Massachusetts Paycheck Calculator

Calculate your Massachusetts take-home pay after all state and federal deductions

Estimate net pay for Massachusetts workers. Applies the 5% flat state income tax plus the 4% millionaire surtax, the Paid Family and Medical Leave (PFML) contribution, FICA, and federal withholding to show take-home pay per pay period.

What is the Massachusetts state income tax rate?

Massachusetts has a flat 5% income tax on most income. Since 2023 there is an additional 4% surtax on the portion of annual taxable income above $1 million, so very high earners face a 9% top marginal rate on income over that threshold.
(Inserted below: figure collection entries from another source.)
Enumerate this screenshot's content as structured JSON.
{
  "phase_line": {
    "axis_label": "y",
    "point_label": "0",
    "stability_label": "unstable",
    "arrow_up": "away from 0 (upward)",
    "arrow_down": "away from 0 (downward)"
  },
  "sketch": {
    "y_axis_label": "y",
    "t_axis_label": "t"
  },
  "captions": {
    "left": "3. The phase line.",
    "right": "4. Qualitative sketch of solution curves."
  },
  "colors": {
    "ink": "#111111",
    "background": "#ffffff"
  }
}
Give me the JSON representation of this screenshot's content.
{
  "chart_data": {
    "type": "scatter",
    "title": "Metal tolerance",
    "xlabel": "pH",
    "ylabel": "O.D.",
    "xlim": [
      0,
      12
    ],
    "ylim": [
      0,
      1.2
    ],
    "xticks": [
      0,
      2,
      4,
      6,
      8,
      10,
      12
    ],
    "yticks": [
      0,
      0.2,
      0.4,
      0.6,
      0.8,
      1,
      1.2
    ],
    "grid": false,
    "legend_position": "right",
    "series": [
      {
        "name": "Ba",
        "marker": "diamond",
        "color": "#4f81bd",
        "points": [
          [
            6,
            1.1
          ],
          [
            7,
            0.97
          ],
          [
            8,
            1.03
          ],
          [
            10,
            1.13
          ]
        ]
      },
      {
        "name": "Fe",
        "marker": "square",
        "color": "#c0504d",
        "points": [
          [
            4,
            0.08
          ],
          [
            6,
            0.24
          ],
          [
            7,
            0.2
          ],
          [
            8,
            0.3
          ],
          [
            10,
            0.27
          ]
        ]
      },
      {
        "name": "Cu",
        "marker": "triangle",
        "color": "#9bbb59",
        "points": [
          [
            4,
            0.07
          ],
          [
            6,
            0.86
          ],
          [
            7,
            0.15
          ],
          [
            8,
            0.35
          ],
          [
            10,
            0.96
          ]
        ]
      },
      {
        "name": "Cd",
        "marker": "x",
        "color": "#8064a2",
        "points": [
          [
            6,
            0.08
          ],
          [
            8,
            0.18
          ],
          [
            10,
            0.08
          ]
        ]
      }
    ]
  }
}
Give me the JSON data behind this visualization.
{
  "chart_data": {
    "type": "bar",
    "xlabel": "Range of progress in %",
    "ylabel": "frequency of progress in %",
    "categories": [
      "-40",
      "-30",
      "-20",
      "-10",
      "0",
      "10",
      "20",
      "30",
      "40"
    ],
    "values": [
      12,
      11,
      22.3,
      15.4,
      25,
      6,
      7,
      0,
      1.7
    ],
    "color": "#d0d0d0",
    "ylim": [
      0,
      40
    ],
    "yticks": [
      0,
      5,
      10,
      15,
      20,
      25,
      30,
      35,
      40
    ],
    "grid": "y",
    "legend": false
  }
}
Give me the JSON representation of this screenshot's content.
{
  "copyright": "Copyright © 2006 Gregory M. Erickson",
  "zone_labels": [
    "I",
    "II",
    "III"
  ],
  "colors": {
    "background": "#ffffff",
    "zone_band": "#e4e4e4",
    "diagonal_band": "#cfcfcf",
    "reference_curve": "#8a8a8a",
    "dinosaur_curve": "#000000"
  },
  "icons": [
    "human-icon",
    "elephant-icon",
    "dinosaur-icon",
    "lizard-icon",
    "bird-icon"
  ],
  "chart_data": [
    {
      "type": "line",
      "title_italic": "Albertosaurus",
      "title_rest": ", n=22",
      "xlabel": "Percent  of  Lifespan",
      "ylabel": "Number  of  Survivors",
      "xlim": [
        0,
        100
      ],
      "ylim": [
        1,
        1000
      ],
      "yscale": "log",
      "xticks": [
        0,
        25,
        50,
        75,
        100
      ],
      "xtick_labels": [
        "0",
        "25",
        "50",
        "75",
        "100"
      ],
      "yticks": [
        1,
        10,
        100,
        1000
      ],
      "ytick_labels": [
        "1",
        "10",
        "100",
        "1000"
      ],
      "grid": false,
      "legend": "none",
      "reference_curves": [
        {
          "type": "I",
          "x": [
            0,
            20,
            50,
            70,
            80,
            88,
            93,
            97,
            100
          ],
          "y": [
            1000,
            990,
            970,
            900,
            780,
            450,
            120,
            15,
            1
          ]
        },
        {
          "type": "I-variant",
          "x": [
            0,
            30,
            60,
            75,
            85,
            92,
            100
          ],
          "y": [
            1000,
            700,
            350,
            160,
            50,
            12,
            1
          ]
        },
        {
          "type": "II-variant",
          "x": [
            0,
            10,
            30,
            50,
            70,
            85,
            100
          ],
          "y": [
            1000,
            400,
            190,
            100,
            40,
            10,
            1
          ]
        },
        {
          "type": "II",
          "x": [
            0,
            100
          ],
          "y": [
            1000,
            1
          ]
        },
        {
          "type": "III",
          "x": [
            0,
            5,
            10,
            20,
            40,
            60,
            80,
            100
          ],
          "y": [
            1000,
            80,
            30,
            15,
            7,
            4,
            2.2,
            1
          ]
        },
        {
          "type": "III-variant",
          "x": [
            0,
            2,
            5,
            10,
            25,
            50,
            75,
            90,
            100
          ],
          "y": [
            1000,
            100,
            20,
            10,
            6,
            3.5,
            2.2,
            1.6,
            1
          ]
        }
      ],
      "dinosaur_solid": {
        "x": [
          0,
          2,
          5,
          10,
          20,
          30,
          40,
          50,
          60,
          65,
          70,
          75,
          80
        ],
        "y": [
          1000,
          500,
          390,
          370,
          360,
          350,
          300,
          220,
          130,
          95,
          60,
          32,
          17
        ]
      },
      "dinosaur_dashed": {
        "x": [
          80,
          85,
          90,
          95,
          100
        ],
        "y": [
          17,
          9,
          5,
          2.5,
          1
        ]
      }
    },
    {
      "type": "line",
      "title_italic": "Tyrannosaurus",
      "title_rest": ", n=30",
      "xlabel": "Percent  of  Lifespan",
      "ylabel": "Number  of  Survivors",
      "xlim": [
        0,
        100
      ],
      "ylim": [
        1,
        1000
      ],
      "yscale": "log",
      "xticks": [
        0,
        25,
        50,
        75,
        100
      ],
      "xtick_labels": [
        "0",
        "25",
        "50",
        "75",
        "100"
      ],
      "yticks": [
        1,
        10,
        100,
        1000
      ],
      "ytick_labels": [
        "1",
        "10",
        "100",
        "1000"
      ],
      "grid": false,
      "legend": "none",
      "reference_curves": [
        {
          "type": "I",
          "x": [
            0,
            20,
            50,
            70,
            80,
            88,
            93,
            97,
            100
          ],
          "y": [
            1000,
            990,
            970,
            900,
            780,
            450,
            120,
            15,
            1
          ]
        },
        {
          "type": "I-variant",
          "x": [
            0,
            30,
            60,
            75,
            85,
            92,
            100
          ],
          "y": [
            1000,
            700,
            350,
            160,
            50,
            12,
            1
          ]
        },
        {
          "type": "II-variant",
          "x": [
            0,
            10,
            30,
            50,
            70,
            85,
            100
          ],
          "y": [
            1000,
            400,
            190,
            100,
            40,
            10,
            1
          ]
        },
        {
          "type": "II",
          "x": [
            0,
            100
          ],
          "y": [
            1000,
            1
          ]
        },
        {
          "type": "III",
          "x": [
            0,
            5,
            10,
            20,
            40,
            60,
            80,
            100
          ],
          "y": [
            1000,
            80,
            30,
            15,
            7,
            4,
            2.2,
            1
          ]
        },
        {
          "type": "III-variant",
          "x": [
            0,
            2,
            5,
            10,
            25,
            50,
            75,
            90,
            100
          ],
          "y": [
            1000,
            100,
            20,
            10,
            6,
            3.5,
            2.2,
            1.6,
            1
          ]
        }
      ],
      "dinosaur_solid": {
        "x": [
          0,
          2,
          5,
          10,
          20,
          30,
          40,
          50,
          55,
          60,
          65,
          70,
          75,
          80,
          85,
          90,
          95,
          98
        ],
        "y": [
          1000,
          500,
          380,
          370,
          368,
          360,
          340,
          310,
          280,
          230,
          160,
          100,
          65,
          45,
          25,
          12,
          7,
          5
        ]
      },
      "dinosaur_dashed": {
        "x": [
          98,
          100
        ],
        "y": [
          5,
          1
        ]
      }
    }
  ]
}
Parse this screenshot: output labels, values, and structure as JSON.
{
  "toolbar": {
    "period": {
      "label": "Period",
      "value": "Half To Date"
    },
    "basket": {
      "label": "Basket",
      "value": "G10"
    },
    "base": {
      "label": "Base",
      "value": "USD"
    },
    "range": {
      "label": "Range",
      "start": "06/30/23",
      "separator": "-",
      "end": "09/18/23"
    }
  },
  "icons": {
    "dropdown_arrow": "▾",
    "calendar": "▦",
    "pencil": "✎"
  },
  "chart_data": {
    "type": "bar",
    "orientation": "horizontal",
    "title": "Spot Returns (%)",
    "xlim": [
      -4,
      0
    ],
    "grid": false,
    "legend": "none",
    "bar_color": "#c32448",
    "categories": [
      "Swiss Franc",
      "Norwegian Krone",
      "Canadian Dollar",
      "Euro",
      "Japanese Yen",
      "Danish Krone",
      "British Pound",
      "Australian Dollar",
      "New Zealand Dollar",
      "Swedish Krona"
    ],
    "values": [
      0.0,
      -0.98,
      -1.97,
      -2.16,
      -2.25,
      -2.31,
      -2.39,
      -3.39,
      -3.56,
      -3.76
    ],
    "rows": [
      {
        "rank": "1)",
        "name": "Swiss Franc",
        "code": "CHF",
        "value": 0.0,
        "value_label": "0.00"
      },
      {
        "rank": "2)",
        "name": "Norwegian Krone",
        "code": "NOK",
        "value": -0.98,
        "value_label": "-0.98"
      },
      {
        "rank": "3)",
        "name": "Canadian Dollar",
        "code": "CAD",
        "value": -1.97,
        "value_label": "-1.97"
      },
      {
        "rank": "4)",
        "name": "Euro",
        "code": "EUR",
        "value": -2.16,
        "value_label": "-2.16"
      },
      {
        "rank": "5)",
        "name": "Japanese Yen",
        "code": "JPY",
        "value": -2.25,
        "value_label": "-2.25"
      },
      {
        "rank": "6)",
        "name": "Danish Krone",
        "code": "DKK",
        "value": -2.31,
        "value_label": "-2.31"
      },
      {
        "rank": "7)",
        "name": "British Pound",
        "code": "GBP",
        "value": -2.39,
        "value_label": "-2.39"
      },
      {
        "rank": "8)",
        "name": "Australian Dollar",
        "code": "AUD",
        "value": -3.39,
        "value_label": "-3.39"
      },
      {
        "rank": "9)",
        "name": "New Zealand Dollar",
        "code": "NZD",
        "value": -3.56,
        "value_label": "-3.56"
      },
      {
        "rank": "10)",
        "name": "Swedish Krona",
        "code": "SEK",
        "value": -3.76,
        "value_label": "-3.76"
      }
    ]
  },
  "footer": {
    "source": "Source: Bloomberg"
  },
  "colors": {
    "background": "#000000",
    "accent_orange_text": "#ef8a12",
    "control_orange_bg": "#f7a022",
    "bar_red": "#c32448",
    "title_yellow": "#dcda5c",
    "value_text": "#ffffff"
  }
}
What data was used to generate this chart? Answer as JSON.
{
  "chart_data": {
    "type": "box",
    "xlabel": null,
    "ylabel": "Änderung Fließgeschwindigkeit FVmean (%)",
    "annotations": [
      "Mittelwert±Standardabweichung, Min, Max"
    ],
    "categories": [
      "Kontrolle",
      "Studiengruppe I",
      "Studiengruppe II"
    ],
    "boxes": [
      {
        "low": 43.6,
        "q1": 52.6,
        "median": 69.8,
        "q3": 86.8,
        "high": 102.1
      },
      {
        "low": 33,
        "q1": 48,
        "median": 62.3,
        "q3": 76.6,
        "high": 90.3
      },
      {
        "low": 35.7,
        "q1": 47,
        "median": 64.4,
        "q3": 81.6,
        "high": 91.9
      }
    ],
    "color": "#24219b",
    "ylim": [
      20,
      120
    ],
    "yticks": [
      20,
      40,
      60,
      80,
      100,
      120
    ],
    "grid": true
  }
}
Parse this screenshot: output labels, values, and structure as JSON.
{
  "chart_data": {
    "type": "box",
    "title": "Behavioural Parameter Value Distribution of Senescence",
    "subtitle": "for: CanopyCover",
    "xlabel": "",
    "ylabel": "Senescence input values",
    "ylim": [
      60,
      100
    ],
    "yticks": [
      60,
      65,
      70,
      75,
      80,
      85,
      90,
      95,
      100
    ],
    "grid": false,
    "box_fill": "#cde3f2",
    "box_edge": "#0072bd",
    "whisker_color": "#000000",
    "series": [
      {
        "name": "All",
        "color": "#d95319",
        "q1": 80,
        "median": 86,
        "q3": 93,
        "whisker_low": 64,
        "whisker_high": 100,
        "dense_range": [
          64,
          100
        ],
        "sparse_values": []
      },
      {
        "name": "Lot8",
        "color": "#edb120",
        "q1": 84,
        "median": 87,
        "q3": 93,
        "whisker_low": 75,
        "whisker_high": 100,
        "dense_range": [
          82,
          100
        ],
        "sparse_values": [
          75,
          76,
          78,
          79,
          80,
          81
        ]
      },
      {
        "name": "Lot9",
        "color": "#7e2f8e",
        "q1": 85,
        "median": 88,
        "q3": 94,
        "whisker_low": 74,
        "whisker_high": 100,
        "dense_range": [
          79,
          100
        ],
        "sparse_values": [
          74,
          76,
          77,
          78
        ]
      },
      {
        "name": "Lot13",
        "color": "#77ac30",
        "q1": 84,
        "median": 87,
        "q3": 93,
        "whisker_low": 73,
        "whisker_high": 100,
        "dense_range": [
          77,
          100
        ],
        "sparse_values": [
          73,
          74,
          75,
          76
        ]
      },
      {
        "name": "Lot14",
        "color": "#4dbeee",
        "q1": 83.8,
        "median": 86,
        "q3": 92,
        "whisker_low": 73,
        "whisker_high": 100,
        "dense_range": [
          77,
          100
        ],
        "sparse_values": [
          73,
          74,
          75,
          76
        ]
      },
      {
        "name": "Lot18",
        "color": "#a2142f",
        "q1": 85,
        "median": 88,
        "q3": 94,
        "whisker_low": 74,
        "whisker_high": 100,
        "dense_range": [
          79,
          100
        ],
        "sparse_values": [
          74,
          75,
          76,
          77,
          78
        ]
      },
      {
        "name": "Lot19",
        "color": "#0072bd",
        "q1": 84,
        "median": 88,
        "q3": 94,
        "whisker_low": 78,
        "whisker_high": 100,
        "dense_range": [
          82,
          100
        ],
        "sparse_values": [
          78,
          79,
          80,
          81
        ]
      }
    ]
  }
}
This calculator estimates Massachusetts take-home pay by stacking federal income tax, Social Security and Medicare, the flat 5% Massachusetts income tax (plus the millionaire surtax), and the Paid Family and Medical Leave contribution.

How it works

Massachusetts taxes most income at a flat 5%, with a 4% surtax on annual taxable income above $1 million:

maTax = taxable × 5%  +  max(0, taxable − 1,000,000) × 4%

On top of state tax we subtract FICA (6.2% Social Security up to the wage cap plus 1.45% Medicare), an estimated federal income tax using 2024 brackets and the standard deduction, and the PFML employee contribution (about 0.46% of wages). Pre-tax 401(k) or similar deductions reduce taxable wages first:

net = gross − preTax − FICA − federal − maTax − PFML

The annual net is divided by the number of pay periods to show pay per check.

Example

A worker earning $80,000 a year paid bi-weekly contributes $4,000 to a 401(k). Taxable wages are $76,000. FICA is about $6,120, federal tax roughly $7,000 after the standard deduction, Massachusetts 5% tax about $3,055 (after the state exemption), and PFML around $368. Net is near $59,457 a year, about $2,287 per bi-weekly check.

Notes

Massachusetts has no local income tax, which keeps the state side simple, but the millionaire surtax can push very high earners to a 9% marginal rate. PFML rates are updated periodically, and your exact federal withholding depends on your W-4. Confirm current rates with the Massachusetts Department of Revenue.